See, for example, an article by 17 scientists from six countries in a recent Science magazine that summarizes the literature on climate change. It cites facts like this: In the past 100 years human fossil fuel burning has raised the atmospheric concentration of carbon dioxide higher than it has been for the previous 420,000 years — and we’re still accelerating.
The article repeats over and over that we do not know what that means for the planet. “As we drift further away from the domain that characterized the preindustrial Earth system, we severely test the limits of our understanding of how the Earth system will respond,” say the authors. And “humans have affected virtually every major biogeochemical cycle, but the effects of these impacts on the interactions between these elemental cycles are poorly understood.”
So, push the accelerator pedal to the floor?
Another Science article in December surveys what we know about the effects of genetically engineered organisms (GEOs).

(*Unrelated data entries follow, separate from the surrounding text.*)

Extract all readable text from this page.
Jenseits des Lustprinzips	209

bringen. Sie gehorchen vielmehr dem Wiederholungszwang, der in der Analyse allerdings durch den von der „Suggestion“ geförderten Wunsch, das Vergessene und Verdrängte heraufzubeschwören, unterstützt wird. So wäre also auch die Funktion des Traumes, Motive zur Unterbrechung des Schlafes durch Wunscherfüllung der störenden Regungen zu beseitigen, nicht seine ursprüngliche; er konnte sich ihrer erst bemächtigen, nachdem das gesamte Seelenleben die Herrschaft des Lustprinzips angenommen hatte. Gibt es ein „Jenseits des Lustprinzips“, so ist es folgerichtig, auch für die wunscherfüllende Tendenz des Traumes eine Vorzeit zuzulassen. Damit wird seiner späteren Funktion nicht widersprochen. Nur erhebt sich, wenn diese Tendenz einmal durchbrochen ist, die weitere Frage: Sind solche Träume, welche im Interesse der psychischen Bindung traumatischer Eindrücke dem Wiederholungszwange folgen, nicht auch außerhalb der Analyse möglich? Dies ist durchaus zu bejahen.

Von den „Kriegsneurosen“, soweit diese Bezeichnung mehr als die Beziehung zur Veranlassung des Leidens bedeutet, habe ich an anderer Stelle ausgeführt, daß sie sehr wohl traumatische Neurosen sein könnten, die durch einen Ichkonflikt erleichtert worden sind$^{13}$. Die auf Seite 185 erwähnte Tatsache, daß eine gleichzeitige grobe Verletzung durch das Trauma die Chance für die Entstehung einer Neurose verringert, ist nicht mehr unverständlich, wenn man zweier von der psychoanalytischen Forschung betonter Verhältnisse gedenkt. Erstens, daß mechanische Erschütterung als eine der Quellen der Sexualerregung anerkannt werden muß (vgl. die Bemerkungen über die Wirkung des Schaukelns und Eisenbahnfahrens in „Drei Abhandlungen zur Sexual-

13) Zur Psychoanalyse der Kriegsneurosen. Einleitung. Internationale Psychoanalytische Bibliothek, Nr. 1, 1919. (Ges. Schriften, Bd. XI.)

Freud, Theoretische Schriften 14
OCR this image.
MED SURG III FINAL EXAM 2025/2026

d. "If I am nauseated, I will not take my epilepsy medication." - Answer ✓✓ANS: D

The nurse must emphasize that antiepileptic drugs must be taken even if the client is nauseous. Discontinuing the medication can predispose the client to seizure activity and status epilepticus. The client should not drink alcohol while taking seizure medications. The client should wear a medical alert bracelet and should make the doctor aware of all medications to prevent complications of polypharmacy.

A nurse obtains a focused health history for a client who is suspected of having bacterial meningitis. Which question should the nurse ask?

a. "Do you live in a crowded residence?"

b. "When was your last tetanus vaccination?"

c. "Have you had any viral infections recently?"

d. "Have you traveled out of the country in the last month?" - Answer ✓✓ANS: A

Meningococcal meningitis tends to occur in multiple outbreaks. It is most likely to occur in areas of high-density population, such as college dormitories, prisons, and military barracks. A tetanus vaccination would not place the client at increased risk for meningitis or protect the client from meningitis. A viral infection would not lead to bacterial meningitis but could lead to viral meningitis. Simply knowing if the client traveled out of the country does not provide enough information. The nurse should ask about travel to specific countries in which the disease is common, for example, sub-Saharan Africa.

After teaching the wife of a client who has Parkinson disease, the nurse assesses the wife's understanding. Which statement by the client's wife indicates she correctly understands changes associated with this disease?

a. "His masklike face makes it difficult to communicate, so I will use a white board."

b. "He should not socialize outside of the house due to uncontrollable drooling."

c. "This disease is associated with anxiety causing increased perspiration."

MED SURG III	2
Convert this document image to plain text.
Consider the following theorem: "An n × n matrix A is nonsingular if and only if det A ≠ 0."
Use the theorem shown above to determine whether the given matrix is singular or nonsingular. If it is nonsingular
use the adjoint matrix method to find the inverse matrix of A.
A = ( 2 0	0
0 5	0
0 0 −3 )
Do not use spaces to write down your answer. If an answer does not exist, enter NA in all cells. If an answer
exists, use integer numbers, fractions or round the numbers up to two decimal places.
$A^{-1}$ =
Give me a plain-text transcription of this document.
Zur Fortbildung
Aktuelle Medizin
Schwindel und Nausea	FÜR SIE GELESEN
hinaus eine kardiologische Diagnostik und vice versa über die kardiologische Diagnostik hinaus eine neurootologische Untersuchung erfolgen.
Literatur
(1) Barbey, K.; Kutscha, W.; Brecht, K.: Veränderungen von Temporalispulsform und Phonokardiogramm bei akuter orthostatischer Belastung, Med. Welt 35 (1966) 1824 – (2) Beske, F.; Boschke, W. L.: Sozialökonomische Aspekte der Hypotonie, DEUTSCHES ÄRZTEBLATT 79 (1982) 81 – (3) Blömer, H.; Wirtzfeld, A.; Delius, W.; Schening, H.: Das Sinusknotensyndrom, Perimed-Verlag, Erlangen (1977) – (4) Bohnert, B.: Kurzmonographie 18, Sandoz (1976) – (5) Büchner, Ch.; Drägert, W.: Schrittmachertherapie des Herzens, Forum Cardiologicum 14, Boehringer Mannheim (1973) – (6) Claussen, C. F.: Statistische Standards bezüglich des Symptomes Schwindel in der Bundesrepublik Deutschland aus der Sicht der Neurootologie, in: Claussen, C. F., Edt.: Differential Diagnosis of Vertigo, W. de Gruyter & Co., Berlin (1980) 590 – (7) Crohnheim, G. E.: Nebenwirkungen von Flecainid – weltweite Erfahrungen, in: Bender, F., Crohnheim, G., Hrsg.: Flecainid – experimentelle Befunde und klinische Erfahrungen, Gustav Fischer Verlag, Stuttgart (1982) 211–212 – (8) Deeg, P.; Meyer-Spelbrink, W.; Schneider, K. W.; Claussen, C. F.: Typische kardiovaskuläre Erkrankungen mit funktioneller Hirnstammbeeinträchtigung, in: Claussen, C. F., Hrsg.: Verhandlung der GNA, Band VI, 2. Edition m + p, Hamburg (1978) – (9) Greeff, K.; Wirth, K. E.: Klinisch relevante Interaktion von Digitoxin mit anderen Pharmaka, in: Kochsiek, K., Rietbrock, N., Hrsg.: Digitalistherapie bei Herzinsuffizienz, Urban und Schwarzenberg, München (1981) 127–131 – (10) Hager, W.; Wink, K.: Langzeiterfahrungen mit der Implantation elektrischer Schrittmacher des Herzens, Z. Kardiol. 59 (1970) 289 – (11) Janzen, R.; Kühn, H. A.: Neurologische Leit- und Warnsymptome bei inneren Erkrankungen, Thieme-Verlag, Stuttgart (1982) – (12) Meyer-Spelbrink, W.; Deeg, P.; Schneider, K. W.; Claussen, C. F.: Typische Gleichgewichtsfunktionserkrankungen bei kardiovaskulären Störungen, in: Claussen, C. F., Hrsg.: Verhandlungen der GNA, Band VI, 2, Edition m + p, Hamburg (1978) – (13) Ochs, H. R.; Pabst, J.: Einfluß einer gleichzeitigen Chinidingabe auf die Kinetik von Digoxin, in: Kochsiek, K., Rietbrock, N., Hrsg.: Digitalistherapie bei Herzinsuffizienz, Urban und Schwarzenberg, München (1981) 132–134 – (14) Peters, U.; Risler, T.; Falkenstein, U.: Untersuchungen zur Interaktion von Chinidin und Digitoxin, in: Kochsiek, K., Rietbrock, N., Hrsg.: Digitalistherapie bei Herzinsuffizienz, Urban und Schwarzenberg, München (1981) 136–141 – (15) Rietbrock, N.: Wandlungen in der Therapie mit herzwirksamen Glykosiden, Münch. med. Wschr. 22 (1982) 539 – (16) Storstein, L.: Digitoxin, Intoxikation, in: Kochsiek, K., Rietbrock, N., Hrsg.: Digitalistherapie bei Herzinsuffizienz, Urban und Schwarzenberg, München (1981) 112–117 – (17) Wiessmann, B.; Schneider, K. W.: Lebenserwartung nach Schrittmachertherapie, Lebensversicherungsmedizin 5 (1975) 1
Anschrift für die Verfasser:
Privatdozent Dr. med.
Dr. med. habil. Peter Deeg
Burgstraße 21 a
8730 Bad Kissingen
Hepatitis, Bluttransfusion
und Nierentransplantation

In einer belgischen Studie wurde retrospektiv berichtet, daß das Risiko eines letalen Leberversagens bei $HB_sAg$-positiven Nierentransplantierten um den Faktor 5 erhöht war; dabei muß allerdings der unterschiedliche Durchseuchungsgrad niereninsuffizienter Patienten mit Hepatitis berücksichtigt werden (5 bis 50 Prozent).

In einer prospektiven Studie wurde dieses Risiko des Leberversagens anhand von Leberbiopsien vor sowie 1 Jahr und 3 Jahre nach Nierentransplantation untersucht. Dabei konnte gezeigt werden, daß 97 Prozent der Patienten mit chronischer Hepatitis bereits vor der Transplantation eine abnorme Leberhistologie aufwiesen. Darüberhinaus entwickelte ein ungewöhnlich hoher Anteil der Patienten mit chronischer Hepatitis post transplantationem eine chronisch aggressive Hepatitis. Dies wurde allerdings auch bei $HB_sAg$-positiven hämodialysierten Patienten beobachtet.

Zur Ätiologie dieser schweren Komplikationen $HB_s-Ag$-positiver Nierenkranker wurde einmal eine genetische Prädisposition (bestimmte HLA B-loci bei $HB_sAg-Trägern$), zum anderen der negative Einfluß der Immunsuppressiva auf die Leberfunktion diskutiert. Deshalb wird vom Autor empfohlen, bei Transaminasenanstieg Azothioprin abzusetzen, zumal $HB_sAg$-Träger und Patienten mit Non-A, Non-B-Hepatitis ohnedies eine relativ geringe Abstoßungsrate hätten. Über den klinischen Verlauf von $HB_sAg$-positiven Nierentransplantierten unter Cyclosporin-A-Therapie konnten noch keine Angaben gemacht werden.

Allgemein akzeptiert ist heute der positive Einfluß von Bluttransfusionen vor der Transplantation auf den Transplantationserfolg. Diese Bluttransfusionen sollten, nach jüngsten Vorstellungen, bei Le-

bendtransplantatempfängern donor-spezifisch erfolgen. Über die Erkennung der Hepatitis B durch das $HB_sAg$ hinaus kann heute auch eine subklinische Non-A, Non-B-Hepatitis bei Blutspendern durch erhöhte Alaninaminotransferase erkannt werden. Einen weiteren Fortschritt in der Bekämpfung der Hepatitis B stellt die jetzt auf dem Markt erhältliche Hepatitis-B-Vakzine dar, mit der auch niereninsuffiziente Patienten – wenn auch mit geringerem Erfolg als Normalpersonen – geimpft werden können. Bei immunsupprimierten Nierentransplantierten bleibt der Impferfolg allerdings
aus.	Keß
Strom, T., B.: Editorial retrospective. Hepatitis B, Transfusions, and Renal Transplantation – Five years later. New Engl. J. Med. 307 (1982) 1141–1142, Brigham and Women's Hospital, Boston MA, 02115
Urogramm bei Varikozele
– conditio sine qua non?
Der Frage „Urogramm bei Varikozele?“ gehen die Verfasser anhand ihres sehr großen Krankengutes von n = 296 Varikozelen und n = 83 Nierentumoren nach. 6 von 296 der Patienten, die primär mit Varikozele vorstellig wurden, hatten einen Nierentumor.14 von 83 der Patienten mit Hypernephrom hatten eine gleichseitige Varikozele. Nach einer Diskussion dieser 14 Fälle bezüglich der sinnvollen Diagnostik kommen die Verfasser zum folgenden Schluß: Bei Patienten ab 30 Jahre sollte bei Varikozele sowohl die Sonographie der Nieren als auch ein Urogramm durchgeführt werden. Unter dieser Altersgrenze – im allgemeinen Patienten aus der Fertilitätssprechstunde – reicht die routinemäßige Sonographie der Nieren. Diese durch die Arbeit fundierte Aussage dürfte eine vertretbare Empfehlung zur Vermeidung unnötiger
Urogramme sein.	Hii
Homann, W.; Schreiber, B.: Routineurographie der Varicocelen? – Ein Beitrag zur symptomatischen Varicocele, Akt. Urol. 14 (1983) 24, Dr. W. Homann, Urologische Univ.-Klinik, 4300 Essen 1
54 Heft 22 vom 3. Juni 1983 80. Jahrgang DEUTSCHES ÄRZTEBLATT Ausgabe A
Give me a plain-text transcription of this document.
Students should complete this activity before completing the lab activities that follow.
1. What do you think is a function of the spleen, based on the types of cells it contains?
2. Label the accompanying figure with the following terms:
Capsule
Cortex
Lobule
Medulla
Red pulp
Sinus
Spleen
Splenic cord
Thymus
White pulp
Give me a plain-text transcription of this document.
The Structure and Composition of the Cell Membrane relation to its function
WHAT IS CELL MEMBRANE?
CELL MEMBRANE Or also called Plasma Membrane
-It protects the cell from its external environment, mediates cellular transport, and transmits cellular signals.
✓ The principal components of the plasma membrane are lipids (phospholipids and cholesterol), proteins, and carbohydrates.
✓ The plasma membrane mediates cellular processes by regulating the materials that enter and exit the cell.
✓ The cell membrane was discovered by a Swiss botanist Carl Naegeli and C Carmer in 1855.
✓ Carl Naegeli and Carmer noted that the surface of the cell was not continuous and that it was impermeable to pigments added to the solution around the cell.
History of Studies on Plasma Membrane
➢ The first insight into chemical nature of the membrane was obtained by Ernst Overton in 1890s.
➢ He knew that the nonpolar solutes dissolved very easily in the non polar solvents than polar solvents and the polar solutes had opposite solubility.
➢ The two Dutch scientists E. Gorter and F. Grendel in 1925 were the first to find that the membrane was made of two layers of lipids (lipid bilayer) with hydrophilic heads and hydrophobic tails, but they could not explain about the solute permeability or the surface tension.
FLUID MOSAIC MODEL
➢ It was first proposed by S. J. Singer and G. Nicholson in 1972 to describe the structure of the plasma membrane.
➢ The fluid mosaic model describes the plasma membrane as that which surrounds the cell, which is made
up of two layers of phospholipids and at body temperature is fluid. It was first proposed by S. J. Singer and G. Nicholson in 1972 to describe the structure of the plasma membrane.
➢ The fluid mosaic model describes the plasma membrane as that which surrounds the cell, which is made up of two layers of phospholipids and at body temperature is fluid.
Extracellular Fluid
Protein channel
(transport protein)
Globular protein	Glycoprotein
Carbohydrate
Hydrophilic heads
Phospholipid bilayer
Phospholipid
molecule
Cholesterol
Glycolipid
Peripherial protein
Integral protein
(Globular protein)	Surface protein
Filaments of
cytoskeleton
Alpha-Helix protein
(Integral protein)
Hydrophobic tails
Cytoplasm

This article is another ode to uncertainty. “Neither the risks nor the benefits of GEOs are certain or universal.” “Our ability to accurately predict ecological consequences, especially long-term higher-order interactions, increases the uncertainty associated with risk assessment.” “Additional or unidentified benefits and risks may exist that published data do not yet address.”
Should we turn hundreds of GEOs out of our labs and plant them on millions of acres of land?
Yet another recent Science article summarizes the findings of an expert panel on endocrine disrupters — hormone-mimicking chemicals, including many pesticides and plasticizers. The panel concluded that incredibly tiny concentrations of these chemicals — concentrations virtually all of us are exposed to — can cause development problems in rat and mouse embryos. The findings are especially disturbing, because they contradict the basic assumption underlying all toxics policy: that a low enough dose of any poison is essentially harmless.
But the studies were done on lab animals. “How these results may relate to disease late in life in animals, let alone humans, is uncertain,” says the article.
Shall we go on cranking out the chemicals?
Yes, say those who make money from them. No, says the precautionary principle. Plastics, pesticides, fossil fuels, gene-modified crops may make someone money and may save us all time or increase our convenience. But there are ways to proceed, probably more slowly, without them or with much less of them. It’s not worth risking human health or the planetary functions that sustain us, just to keep going fast.